Manual of Painting and Calligraphy - José Saramago
If you’ve read José Saramago’s later novels (such as the masterpieces Blindness and Seeing), reading his first is like looking at a slightly blurred photo of someone you know well. But H., the narrator of the Manual of Painting and Calligraphy (Mariner, $13.95), is a blur to himself. A portrait painter, he produces icons of CEOs for boardrooms. Emphatically not an artist, he nonetheless struggles with aspirations to create great works and to reveal the truth about his subjects—or, as he slowly learns, of his real subject: himself. Frustrated with images, he turns to words, and the novel is a series of “experiments in autobiography” that encompass H.’s travels through Italy, his love of the Renaissance masters, the end of a passionate relationship, and Portugal’s political troubles of the 1970s when the country was “plagued with disquiet and fear.”

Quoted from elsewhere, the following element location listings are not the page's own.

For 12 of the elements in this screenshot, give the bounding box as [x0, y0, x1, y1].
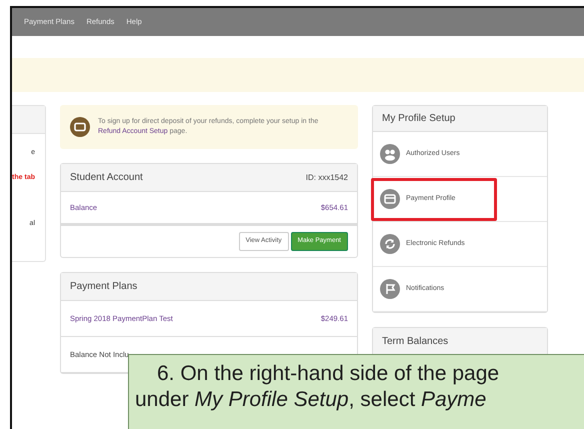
account-id: ID: xxx1542	[306, 172, 348, 184]
card-title: Student Account	[70, 171, 143, 185]
card-icon	[380, 189, 400, 209]
card-title: Payment Plans	[70, 280, 138, 294]
flag-icon	[380, 279, 400, 299]
instruction-text: 6. On the right-hand side of the page	[156, 361, 500, 387]
users-icon	[380, 144, 400, 164]
refresh-icon	[380, 234, 400, 254]
card-title: Term Balances	[382, 335, 448, 349]
card-title: My Profile Setup	[382, 112, 456, 126]
instruction-text: under My Profile Setup, select Payme	[134, 387, 488, 414]
refund-icon	[70, 117, 90, 137]
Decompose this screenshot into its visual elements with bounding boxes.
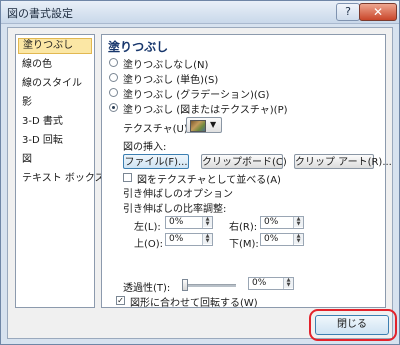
- left-offset-label: 左(L):: [134, 222, 161, 233]
- left-offset-spinner[interactable]: 0% ▲ ▼: [165, 216, 213, 229]
- radio-solid-fill[interactable]: [109, 73, 118, 82]
- file-button[interactable]: ファイル(F)...: [123, 154, 189, 169]
- stretch-options-label: 引き伸ばしのオプション: [123, 189, 233, 200]
- radio-solid-fill-label: 塗りつぶし (単色)(S): [123, 75, 219, 86]
- top-offset-spinner[interactable]: 0% ▲ ▼: [165, 233, 213, 246]
- right-offset-spinner[interactable]: 0% ▲ ▼: [260, 216, 304, 229]
- format-picture-dialog: 図の書式設定 ? ✕ 塗りつぶし 線の色 線のスタイル 影 3-D 書式 3-D…: [0, 0, 400, 345]
- category-list: 塗りつぶし 線の色 線のスタイル 影 3-D 書式 3-D 回転 図 テキスト …: [15, 34, 105, 308]
- clipboard-button[interactable]: クリップボード(C): [201, 154, 287, 169]
- insert-from-label: 図の挿入:: [123, 142, 167, 153]
- sidebar-item-shadow[interactable]: 影: [18, 95, 96, 111]
- sidebar-item-fill[interactable]: 塗りつぶし: [18, 38, 92, 54]
- texture-dropdown[interactable]: ▼: [186, 117, 222, 133]
- top-offset-label: 上(O):: [134, 239, 164, 250]
- rotate-with-shape-label: 図形に合わせて回転する(W): [130, 298, 258, 309]
- title-bar: 図の書式設定 ? ✕: [1, 1, 399, 24]
- bottom-offset-value: 0%: [264, 234, 279, 244]
- left-offset-value: 0%: [169, 217, 184, 227]
- transparency-slider-thumb[interactable]: [182, 279, 188, 291]
- rotate-with-shape-checkbox[interactable]: ✓: [116, 296, 125, 305]
- dialog-body: 塗りつぶし 線の色 線のスタイル 影 3-D 書式 3-D 回転 図 テキスト …: [7, 27, 393, 339]
- radio-no-fill[interactable]: [109, 58, 118, 67]
- clipart-button[interactable]: クリップ アート(R)...: [294, 154, 392, 169]
- chevron-down-icon: ▼: [210, 120, 217, 129]
- transparency-spinner[interactable]: 0% ▲ ▼: [248, 277, 294, 290]
- spinner-arrows[interactable]: ▲ ▼: [202, 217, 212, 228]
- radio-gradient-fill[interactable]: [109, 88, 118, 97]
- texture-label: テクスチャ(U):: [123, 124, 192, 135]
- tile-checkbox[interactable]: [123, 173, 132, 182]
- transparency-value: 0%: [252, 278, 267, 288]
- section-heading: 塗りつぶし: [108, 40, 169, 54]
- spinner-arrows[interactable]: ▲ ▼: [283, 278, 293, 289]
- sidebar-item-line-color[interactable]: 線の色: [18, 57, 96, 73]
- top-offset-value: 0%: [169, 234, 184, 244]
- right-offset-label: 右(R):: [229, 222, 258, 233]
- offsets-label: 引き伸ばしの比率調整:: [123, 204, 227, 215]
- spinner-arrows[interactable]: ▲ ▼: [202, 234, 212, 245]
- right-offset-value: 0%: [264, 217, 279, 227]
- transparency-label: 透過性(T):: [123, 283, 171, 294]
- radio-picture-fill-label: 塗りつぶし (図またはテクスチャ)(P): [123, 105, 288, 116]
- tile-checkbox-label: 図をテクスチャとして並べる(A): [137, 175, 281, 186]
- sidebar-item-3d-format[interactable]: 3-D 書式: [18, 114, 96, 130]
- close-window-button[interactable]: ✕: [359, 3, 397, 21]
- bottom-offset-label: 下(M):: [229, 239, 259, 250]
- spinner-arrows[interactable]: ▲ ▼: [293, 234, 303, 245]
- spinner-arrows[interactable]: ▲ ▼: [293, 217, 303, 228]
- radio-picture-fill[interactable]: [109, 103, 118, 112]
- sidebar-item-3d-rotation[interactable]: 3-D 回転: [18, 133, 96, 149]
- sidebar-item-line-style[interactable]: 線のスタイル: [18, 76, 96, 92]
- dialog-title: 図の書式設定: [7, 7, 73, 20]
- transparency-slider-track[interactable]: [182, 284, 236, 287]
- help-button[interactable]: ?: [336, 3, 360, 21]
- texture-swatch: [190, 120, 206, 132]
- sidebar-item-text-box[interactable]: テキスト ボックス: [18, 171, 105, 187]
- sidebar-item-picture[interactable]: 図: [18, 152, 96, 168]
- radio-gradient-fill-label: 塗りつぶし (グラデーション)(G): [123, 90, 270, 101]
- annotation-highlight: [309, 309, 397, 341]
- bottom-offset-spinner[interactable]: 0% ▲ ▼: [260, 233, 304, 246]
- fill-panel: 塗りつぶし 塗りつぶしなし(N) 塗りつぶし (単色)(S) 塗りつぶし (グラ…: [101, 34, 392, 309]
- radio-no-fill-label: 塗りつぶしなし(N): [123, 60, 209, 71]
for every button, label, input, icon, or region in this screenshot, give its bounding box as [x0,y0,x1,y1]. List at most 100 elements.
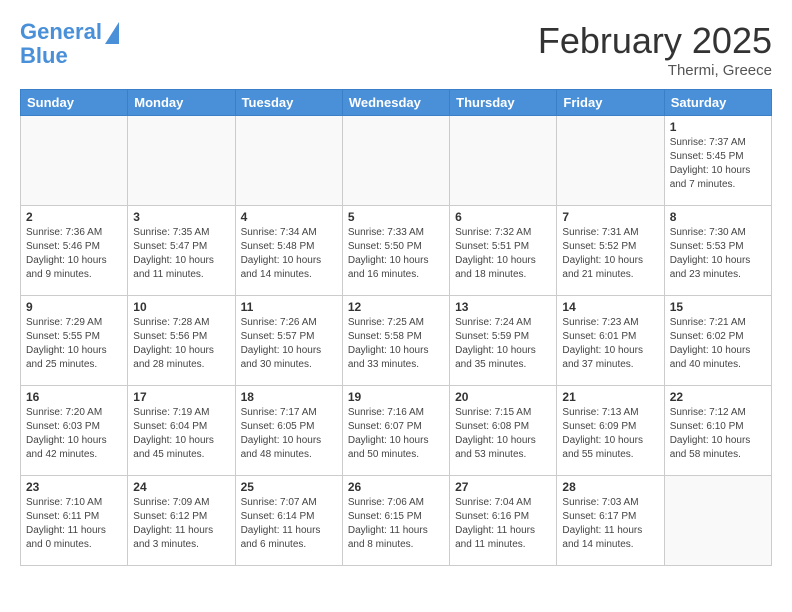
week-row-4: 16 Sunrise: 7:20 AM Sunset: 6:03 PM Dayli… [21,386,772,476]
calendar-cell: 5 Sunrise: 7:33 AM Sunset: 5:50 PM Daylig… [342,206,449,296]
calendar-cell: 24 Sunrise: 7:09 AM Sunset: 6:12 PM Dayli… [128,476,235,566]
day-number: 18 [241,390,337,404]
day-number: 2 [26,210,122,224]
day-info: Sunrise: 7:19 AM Sunset: 6:04 PM Dayligh… [133,406,229,462]
calendar-cell: 9 Sunrise: 7:29 AM Sunset: 5:55 PM Daylig… [21,296,128,386]
calendar-cell: 27 Sunrise: 7:04 AM Sunset: 6:16 PM Dayli… [450,476,557,566]
day-number: 4 [241,210,337,224]
day-info: Sunrise: 7:35 AM Sunset: 5:47 PM Dayligh… [133,226,229,282]
day-info: Sunrise: 7:12 AM Sunset: 6:10 PM Dayligh… [670,406,766,462]
day-info: Sunrise: 7:34 AM Sunset: 5:48 PM Dayligh… [241,226,337,282]
calendar-cell: 26Sunrise: 7:06 AM Sunset: 6:15 PM Dayli… [342,476,449,566]
day-number: 27 [455,480,551,494]
week-row-1: 1 Sunrise: 7:37 AM Sunset: 5:45 PM Daylig… [21,116,772,206]
week-row-3: 9 Sunrise: 7:29 AM Sunset: 5:55 PM Daylig… [21,296,772,386]
calendar-cell [557,116,664,206]
day-info: Sunrise: 7:29 AM Sunset: 5:55 PM Dayligh… [26,316,122,372]
day-number: 15 [670,300,766,314]
calendar-cell: 14 Sunrise: 7:23 AM Sunset: 6:01 PM Dayli… [557,296,664,386]
logo-icon [105,22,119,44]
day-number: 8 [670,210,766,224]
day-info: Sunrise: 7:10 AM Sunset: 6:11 PM Dayligh… [26,496,122,552]
day-number: 14 [562,300,658,314]
day-info: Sunrise: 7:21 AM Sunset: 6:02 PM Dayligh… [670,316,766,372]
day-number: 22 [670,390,766,404]
day-number: 9 [26,300,122,314]
day-info: Sunrise: 7:24 AM Sunset: 5:59 PM Dayligh… [455,316,551,372]
calendar-cell [235,116,342,206]
logo: General Blue [20,20,119,68]
day-info: Sunrise: 7:15 AM Sunset: 6:08 PM Dayligh… [455,406,551,462]
calendar-cell: 21 Sunrise: 7:13 AM Sunset: 6:09 PM Dayli… [557,386,664,476]
title-area: February 2025 Thermi, Greece [538,20,772,79]
calendar-cell [664,476,771,566]
calendar-cell: 15 Sunrise: 7:21 AM Sunset: 6:02 PM Dayli… [664,296,771,386]
day-number: 24 [133,480,229,494]
calendar-cell: 3 Sunrise: 7:35 AM Sunset: 5:47 PM Daylig… [128,206,235,296]
day-info: Sunrise: 7:13 AM Sunset: 6:09 PM Dayligh… [562,406,658,462]
calendar-cell: 16 Sunrise: 7:20 AM Sunset: 6:03 PM Dayli… [21,386,128,476]
calendar-cell: 1 Sunrise: 7:37 AM Sunset: 5:45 PM Daylig… [664,116,771,206]
day-info: Sunrise: 7:33 AM Sunset: 5:50 PM Dayligh… [348,226,444,282]
day-number: 7 [562,210,658,224]
calendar-cell: 22 Sunrise: 7:12 AM Sunset: 6:10 PM Dayli… [664,386,771,476]
day-info: Sunrise: 7:09 AM Sunset: 6:12 PM Dayligh… [133,496,229,552]
day-number: 17 [133,390,229,404]
location-subtitle: Thermi, Greece [538,62,772,79]
day-number: 1 [670,120,766,134]
calendar-cell: 25 Sunrise: 7:07 AM Sunset: 6:14 PM Dayli… [235,476,342,566]
day-number: 25 [241,480,337,494]
calendar-cell: 10 Sunrise: 7:28 AM Sunset: 5:56 PM Dayli… [128,296,235,386]
calendar-cell: 13 Sunrise: 7:24 AM Sunset: 5:59 PM Dayli… [450,296,557,386]
calendar-cell: 8Sunrise: 7:30 AM Sunset: 5:53 PM Daylig… [664,206,771,296]
day-number: 19 [348,390,444,404]
day-number: 10 [133,300,229,314]
day-info: Sunrise: 7:28 AM Sunset: 5:56 PM Dayligh… [133,316,229,372]
day-number: 3 [133,210,229,224]
weekday-header-tuesday: Tuesday [235,90,342,116]
calendar-cell: 6 Sunrise: 7:32 AM Sunset: 5:51 PM Daylig… [450,206,557,296]
calendar-cell: 12Sunrise: 7:25 AM Sunset: 5:58 PM Dayli… [342,296,449,386]
day-info: Sunrise: 7:16 AM Sunset: 6:07 PM Dayligh… [348,406,444,462]
calendar-cell: 11Sunrise: 7:26 AM Sunset: 5:57 PM Dayli… [235,296,342,386]
weekday-header-wednesday: Wednesday [342,90,449,116]
day-number: 13 [455,300,551,314]
day-info: Sunrise: 7:17 AM Sunset: 6:05 PM Dayligh… [241,406,337,462]
day-info: Sunrise: 7:32 AM Sunset: 5:51 PM Dayligh… [455,226,551,282]
day-info: Sunrise: 7:37 AM Sunset: 5:45 PM Dayligh… [670,136,766,192]
day-number: 11 [241,300,337,314]
day-number: 26 [348,480,444,494]
day-info: Sunrise: 7:23 AM Sunset: 6:01 PM Dayligh… [562,316,658,372]
calendar-cell: 17 Sunrise: 7:19 AM Sunset: 6:04 PM Dayli… [128,386,235,476]
day-number: 16 [26,390,122,404]
weekday-header-thursday: Thursday [450,90,557,116]
day-info: Sunrise: 7:36 AM Sunset: 5:46 PM Dayligh… [26,226,122,282]
weekday-header-monday: Monday [128,90,235,116]
day-number: 21 [562,390,658,404]
weekday-header-sunday: Sunday [21,90,128,116]
day-info: Sunrise: 7:31 AM Sunset: 5:52 PM Dayligh… [562,226,658,282]
day-info: Sunrise: 7:07 AM Sunset: 6:14 PM Dayligh… [241,496,337,552]
day-info: Sunrise: 7:20 AM Sunset: 6:03 PM Dayligh… [26,406,122,462]
calendar-cell: 19 Sunrise: 7:16 AM Sunset: 6:07 PM Dayli… [342,386,449,476]
calendar-cell: 18 Sunrise: 7:17 AM Sunset: 6:05 PM Dayli… [235,386,342,476]
weekday-header-saturday: Saturday [664,90,771,116]
day-info: Sunrise: 7:04 AM Sunset: 6:16 PM Dayligh… [455,496,551,552]
calendar-cell [342,116,449,206]
day-number: 23 [26,480,122,494]
weekday-header-friday: Friday [557,90,664,116]
day-info: Sunrise: 7:03 AM Sunset: 6:17 PM Dayligh… [562,496,658,552]
day-number: 28 [562,480,658,494]
calendar-cell: 28 Sunrise: 7:03 AM Sunset: 6:17 PM Dayli… [557,476,664,566]
logo-text2: Blue [20,44,119,68]
calendar-cell [128,116,235,206]
day-number: 6 [455,210,551,224]
page-header: General Blue February 2025 Thermi, Greec… [20,20,772,79]
logo-text: General [20,20,102,44]
day-info: Sunrise: 7:25 AM Sunset: 5:58 PM Dayligh… [348,316,444,372]
calendar-table: SundayMondayTuesdayWednesdayThursdayFrid… [20,89,772,566]
calendar-cell [21,116,128,206]
week-row-5: 23 Sunrise: 7:10 AM Sunset: 6:11 PM Dayli… [21,476,772,566]
calendar-cell: 7 Sunrise: 7:31 AM Sunset: 5:52 PM Daylig… [557,206,664,296]
day-number: 5 [348,210,444,224]
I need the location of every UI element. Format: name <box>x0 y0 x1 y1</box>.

The Newlyweds - Nell Freudenberger
Literary wunderkind Nell Freudenberger has given us her best novel yet. It’s an unusually moving study of an unusual marriage, told from the point of view of Amina, a young Bangladeshi woman who travels to snowy Rochester, New York, to marry George, a man she met online. His motives are hazy; for her it’s a business decision, a chance to rescue her destitute family. Nevertheless, The Newlyweds (Knopf, $25.95) stumble towards a quiet mutual tenderness— until the emergence of old secrets upends their fragile equilibrium and Amina returns to Bangladesh alone. Freudenberger, a seasoned, sensitive traveler, is especially attuned to the myriad small ways that different cultures mesh and repel one another. She makes us wonder how much of any relationship can be explained by “culture clashes”—or are our loved ones simply unknowable, regardless of their origins?